We are more than half way to the asthma inhaler transition.
On December 31, 2008, asthmatics' old tried and true CFC-based inhalers will be taken off the market and replaced with HFA-based inhalers.
The New York Times wrote a piece about the transition outlining some critical differences between the old and the new inhalers.
From the New York Times: "Studies show that HFA inhalers are as effective as CFC inhalers and have the same rate of side effects. But if they are not used properly, patients will not get adequate doses."
There at least four critical differences:
• HFA inhalers must be pumped four times to prime them - a number that was not so critical with the more forgiving CFC inhalers, said Dr. Leslie Hendeles, professor of pharmacy and pediatrics at the University of Florida. And each brand of the newer inhaler requires a different frequency of priming .

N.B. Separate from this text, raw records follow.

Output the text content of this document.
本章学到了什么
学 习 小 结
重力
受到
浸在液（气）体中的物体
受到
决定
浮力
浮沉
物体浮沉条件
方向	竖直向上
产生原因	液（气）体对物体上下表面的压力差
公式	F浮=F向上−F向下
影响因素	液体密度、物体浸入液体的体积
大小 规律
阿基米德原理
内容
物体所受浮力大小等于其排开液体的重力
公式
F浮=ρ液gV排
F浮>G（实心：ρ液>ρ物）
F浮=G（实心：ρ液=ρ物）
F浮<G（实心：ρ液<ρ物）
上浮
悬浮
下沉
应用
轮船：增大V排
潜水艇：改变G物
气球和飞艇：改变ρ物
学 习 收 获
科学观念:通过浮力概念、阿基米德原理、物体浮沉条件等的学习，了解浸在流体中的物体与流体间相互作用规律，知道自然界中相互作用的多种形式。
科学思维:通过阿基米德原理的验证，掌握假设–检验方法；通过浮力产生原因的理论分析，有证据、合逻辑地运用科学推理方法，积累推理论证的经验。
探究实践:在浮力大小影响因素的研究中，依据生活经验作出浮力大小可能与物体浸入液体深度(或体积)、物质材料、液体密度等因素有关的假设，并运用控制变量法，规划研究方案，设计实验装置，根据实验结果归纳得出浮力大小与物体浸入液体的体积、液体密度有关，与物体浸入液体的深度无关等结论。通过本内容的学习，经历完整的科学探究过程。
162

• HFA inhalers have a weaker spray. Where CFC inhalers deliver a powerful force that feels as if the airway is being pushed open, the newer ones provide a warm, soft mist that also has a distinct taste.
• The HFA inhalers also require a slower inhale. If people worry that it's not working, they may not take the second puff, may fail to wait the necessary 30 seconds between puffs or may take too many puffs. Their anxiety may rise, further constricting their airways.
• HFA inhalers need to be washed with warm water and air dried once a week. The medication is stickier and will clog the hole, reducing the amount of medication the spray delivers.
"There are also important differences among the brands, though some doctors simply write Albuterol HFA on the prescription, leaving the pharmacist to choose the brand. Only one, Ventalin, has a dose counter, which helps users keep track of how much medication is left. ProAir appears to be on many insurance companies' lists of approved medications, but it has the softest spray..."
How many of you have scheduled appointments with your primary care physicians to discuss your asthma plan, your asthma care and how to use your new inhaler in case of emergencies?
AAFA has a great site called Transition Now that highlights questions to ask your primary care doctor, allergist or pulmonologist.
Questions to Ask Your Physician about the Inhaler Transition
* How can I transition to an HFA inhaler now?
* What should I expect from my HFA inhaler?
* In addition to my quick-relief inhaler, do I need a maintenance medication to manage my asthma?
* Are my strategies for asthma-trigger avoidance up-to-date?"
Too many asthmatics use their inhaler as a the primary treatment in their asthma care plan. As AAFA states: "When you talk to your doctor about transitioning, think about whether you find yourself using your albuterol quick-relief inhaler more than twice a week. If so, your asthma may not be properly controlled and you and your doctor may need to re-evaluate your long-term maintenance plan and the need for other treatments."